Thinking in Latent Space: Progressive Multimodal Simplification for Visual Reasoning
Abstract
Recent Multimodal Large Language Models (MLLMs) have advanced cross-modal reasoning by extending Chain-of-Thought (CoT) prompting to visual tasks. However, existing methods still rely heavily on explicit textual reasoning steps, leading to information loss, unstable perception–reasoning interaction, and high computational cost. Inspired by human cognition, we argue that effective visual reasoning emerges from a dynamic interplay between perception and latent thought, rather than a purely linear verbalization process. Motivated by this insight, we propose Latent-Driven Progressive Visual Reasoning (LDPVR), a framework that formulates multimodal reasoning as a Markov Chain of Recursive State Simplification, where explicit textual states are progressively refined under the guidance of latent transitions.

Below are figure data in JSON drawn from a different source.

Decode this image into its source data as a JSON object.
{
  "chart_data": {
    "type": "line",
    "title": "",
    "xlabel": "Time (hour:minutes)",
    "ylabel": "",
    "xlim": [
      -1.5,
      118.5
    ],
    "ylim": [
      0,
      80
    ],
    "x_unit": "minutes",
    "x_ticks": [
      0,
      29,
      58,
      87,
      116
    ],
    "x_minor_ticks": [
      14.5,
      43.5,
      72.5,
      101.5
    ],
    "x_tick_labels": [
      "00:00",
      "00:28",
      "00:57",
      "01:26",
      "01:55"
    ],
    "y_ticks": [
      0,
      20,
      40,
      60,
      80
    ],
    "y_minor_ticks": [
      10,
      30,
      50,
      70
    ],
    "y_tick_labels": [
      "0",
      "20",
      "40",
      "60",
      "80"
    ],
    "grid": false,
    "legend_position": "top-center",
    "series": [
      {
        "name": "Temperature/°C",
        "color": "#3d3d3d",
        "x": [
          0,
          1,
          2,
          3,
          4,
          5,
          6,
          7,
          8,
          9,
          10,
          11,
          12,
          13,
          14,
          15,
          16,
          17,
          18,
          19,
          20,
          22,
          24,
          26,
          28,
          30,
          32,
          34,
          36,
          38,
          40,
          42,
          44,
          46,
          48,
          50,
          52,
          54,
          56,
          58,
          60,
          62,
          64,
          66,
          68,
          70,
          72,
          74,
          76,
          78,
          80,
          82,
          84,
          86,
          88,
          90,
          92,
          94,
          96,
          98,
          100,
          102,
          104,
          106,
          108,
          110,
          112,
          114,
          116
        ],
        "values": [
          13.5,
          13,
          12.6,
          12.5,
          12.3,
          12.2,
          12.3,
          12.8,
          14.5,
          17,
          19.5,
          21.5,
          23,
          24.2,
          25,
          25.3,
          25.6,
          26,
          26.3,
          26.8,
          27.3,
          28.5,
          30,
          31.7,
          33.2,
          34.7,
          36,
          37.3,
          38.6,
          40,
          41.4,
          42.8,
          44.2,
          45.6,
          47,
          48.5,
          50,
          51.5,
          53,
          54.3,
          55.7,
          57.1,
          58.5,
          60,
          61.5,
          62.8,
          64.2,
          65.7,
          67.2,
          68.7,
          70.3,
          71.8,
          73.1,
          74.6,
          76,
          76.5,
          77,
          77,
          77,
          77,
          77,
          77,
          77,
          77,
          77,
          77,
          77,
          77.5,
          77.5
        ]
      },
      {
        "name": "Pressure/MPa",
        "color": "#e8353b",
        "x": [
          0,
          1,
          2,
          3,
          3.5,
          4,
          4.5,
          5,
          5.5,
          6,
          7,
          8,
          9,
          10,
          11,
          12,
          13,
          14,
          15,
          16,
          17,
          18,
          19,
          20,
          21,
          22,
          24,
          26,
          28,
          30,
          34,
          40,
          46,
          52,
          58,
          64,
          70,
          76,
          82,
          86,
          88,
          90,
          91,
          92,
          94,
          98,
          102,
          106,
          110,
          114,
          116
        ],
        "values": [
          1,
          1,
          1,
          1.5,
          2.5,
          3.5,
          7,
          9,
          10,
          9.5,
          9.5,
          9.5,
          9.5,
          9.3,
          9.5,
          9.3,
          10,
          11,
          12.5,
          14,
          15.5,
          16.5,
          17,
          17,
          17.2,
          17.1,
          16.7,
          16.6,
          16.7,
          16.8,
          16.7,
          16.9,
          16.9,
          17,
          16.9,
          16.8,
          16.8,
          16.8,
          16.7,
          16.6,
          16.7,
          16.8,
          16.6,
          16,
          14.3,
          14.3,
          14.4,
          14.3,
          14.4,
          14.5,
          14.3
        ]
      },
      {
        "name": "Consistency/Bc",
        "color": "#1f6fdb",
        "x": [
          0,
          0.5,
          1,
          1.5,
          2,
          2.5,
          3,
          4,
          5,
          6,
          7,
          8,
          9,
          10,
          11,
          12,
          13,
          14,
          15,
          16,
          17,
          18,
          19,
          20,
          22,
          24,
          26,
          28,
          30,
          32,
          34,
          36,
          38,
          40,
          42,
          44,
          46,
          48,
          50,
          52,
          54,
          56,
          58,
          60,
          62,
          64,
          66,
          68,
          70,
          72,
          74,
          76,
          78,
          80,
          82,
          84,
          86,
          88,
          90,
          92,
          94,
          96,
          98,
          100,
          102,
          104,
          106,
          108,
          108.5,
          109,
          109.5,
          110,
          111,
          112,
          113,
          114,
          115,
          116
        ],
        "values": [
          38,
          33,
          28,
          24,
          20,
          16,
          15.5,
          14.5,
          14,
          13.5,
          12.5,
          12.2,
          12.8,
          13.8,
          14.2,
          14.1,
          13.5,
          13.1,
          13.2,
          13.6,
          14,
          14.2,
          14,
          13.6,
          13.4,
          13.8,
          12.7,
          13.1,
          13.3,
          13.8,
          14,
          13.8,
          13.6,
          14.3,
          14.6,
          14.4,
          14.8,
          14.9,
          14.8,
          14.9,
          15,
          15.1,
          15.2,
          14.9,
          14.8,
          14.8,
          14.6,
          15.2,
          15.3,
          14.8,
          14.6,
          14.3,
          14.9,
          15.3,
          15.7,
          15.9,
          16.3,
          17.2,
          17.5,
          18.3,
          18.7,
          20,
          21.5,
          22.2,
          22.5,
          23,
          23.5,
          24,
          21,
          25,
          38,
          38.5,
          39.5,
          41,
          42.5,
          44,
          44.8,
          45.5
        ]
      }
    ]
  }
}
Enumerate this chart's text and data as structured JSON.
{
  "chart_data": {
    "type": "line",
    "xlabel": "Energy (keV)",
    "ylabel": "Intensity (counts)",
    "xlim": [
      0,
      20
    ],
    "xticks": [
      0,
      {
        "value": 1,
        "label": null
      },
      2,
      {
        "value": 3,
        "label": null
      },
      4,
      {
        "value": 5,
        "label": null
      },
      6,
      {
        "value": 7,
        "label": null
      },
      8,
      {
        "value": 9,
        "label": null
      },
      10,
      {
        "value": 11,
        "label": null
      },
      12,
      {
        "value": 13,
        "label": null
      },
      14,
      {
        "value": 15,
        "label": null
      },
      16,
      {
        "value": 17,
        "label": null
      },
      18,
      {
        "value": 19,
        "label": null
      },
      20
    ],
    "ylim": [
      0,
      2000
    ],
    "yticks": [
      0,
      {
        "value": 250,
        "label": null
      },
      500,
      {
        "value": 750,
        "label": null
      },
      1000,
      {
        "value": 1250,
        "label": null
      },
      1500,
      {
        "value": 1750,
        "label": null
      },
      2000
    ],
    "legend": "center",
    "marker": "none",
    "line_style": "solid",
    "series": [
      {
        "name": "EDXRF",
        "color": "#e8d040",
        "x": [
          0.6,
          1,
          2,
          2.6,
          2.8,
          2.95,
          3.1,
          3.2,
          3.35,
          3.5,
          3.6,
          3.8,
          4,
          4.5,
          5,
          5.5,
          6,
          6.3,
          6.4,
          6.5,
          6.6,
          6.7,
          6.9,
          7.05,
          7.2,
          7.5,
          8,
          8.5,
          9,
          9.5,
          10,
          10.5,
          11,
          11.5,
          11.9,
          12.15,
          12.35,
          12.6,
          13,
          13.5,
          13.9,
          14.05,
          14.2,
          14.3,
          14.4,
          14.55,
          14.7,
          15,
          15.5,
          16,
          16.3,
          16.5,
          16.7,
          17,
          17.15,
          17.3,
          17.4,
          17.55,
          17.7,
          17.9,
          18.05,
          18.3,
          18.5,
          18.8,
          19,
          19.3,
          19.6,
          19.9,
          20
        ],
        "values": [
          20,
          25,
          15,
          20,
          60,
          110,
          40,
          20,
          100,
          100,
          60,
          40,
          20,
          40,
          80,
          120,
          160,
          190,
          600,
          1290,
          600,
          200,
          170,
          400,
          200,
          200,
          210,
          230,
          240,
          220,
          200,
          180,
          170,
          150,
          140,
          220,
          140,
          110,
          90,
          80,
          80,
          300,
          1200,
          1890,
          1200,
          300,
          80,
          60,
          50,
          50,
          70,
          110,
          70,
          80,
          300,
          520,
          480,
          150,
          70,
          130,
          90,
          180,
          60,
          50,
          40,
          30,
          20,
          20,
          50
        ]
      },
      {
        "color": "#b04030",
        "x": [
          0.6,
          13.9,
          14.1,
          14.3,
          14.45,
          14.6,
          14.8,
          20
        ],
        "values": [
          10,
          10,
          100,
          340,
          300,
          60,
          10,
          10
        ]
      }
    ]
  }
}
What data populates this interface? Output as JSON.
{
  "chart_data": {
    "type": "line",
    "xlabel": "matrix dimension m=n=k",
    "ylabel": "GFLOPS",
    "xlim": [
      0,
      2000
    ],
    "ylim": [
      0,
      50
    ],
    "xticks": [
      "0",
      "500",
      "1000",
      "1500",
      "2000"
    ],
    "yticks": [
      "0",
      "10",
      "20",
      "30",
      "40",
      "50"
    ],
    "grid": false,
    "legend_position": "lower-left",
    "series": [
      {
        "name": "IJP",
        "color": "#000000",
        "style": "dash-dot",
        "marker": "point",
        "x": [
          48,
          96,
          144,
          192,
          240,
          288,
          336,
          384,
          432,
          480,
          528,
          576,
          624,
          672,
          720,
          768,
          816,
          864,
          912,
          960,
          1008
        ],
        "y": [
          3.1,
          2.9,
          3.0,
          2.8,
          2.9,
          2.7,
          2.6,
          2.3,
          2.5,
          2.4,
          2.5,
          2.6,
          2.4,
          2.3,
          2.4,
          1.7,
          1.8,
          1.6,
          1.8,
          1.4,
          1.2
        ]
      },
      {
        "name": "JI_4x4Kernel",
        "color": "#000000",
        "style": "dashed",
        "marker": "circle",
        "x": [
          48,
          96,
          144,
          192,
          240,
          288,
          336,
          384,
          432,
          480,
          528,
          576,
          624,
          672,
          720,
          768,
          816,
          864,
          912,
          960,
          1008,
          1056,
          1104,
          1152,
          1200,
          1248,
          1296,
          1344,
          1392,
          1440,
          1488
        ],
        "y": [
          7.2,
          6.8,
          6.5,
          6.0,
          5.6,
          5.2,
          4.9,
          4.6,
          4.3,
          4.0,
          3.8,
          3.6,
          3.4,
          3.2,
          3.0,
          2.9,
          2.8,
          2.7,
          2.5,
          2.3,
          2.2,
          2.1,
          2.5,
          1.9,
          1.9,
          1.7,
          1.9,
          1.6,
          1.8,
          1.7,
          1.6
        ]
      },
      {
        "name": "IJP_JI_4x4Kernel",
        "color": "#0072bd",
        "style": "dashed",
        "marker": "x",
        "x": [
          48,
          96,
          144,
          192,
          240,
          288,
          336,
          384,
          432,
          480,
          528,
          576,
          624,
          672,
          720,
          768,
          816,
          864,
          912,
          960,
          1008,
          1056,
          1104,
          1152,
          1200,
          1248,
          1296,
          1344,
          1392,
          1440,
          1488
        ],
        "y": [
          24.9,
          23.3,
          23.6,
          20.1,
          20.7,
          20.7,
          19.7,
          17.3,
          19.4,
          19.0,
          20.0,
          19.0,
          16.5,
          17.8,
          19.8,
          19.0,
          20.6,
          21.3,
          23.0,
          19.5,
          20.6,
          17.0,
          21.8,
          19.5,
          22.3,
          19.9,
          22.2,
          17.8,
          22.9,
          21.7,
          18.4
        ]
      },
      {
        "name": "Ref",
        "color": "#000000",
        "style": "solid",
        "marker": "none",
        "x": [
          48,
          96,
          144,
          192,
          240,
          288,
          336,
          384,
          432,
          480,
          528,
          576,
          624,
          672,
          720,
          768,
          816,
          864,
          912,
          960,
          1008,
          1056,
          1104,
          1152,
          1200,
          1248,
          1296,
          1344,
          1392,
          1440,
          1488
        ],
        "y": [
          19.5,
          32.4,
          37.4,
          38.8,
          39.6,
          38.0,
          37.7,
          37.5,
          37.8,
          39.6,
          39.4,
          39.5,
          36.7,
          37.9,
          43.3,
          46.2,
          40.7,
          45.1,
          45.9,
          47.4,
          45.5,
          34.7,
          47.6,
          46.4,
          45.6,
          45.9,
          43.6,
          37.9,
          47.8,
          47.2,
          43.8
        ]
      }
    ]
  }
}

Central to LDPVR is Interleaved Latent Grounding, which leverages latent semantic intent to actively retrieve fine-grained visual evidence and drive robust state evolution, enabling the model to iteratively reduce uncertainty before committing to simplified textual states. To optimize this process, we introduce a three-stage curriculum combining supervised fine-tuning, latent-text distillation, and reinforcement learning via Group Relative Policy Optimization (GRPO). Experiments on six multimodal reasoning benchmarks demonstrate that LDPVR improves reasoning accuracy while maintaining low inference latency. Code will be made public.